In geometry, a regular starry polygon (not to be confused with a starry part) is a regular non -convex polygon. Non -regular star polygons are not formally defined.
Branko Grünbaum identifies two primary concepts used by Kepler, one being the regular starry polygon with secante edges that do not generate new peaks, and the other being simple polygons concave [ first ] .
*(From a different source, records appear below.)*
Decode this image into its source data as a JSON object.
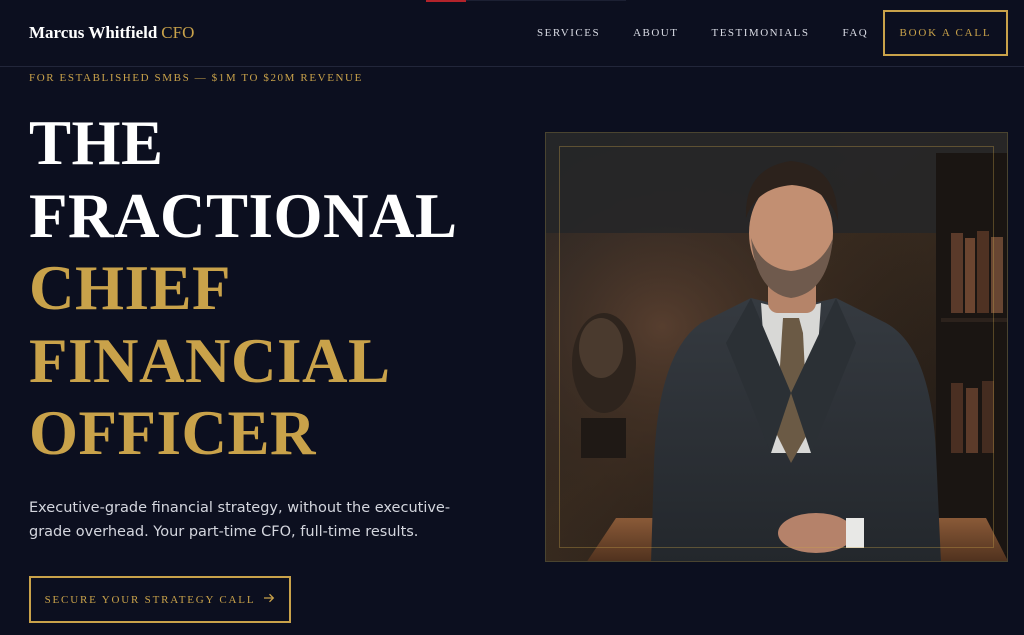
{
  "header": {
    "brand_name": "Marcus Whitfield",
    "brand_suffix": "CFO",
    "nav": [
      "SERVICES",
      "ABOUT",
      "TESTIMONIALS",
      "FAQ"
    ],
    "book_button": "BOOK A CALL"
  },
  "hero": {
    "eyebrow": "FOR ESTABLISHED SMBS — $1M TO $20M REVENUE",
    "headline_white": [
      "THE",
      "FRACTIONAL"
    ],
    "headline_gold": [
      "CHIEF",
      "FINANCIAL",
      "OFFICER"
    ],
    "subtext": "Executive-grade financial strategy, without the executive-grade overhead. Your part-time CFO, full-time results.",
    "cta_label": "SECURE YOUR STRATEGY CALL",
    "cta_icon": "arrow-right-icon"
  },
  "colors": {
    "background": "#0c0f1f",
    "gold": "#c9a24a",
    "text": "#ffffff"
  }
}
When the star polygon has summits or sides in low numbers, its name can combine a numeral prefix, such as penta- For a number five of the summits or sides, with the Greek suffix -gone or -gramme (the name of the polygon is then Pentagon , or pentagram for a star pentagon). The most common prefix comes from the Greek, but have- For example comes from Latin, in the name ” nonagramme “a polygon with nine peaks, also called” enneagram “.
A regular starry polygon is a team and equilateral polygon that self-intersecte, created by connecting a summit of a regular polygon to p sides at another non -adjacent summit and continuing the process until returning to the first summit [ 2 ] . Alternatively, for integers p And q , we can consider it as a construction connecting all q -Iemes heights of a set of p regularly spaced peaks and circularly placed [ 3 ] . For example, in a regular pentagon, a five -pointed star can be obtained by drawing a line from the first point to the third, then from the third to the fifth, then from the fifth to the second, then from the second to the fourth, and finally from the fourth to first. In short, a regular starry polygon can be obtained by stirring a regular convex polygon.
A regular star polynomial is denoted by its symbol of Schläfli { p / q }, Or p And q are first between them and q ≥ 2.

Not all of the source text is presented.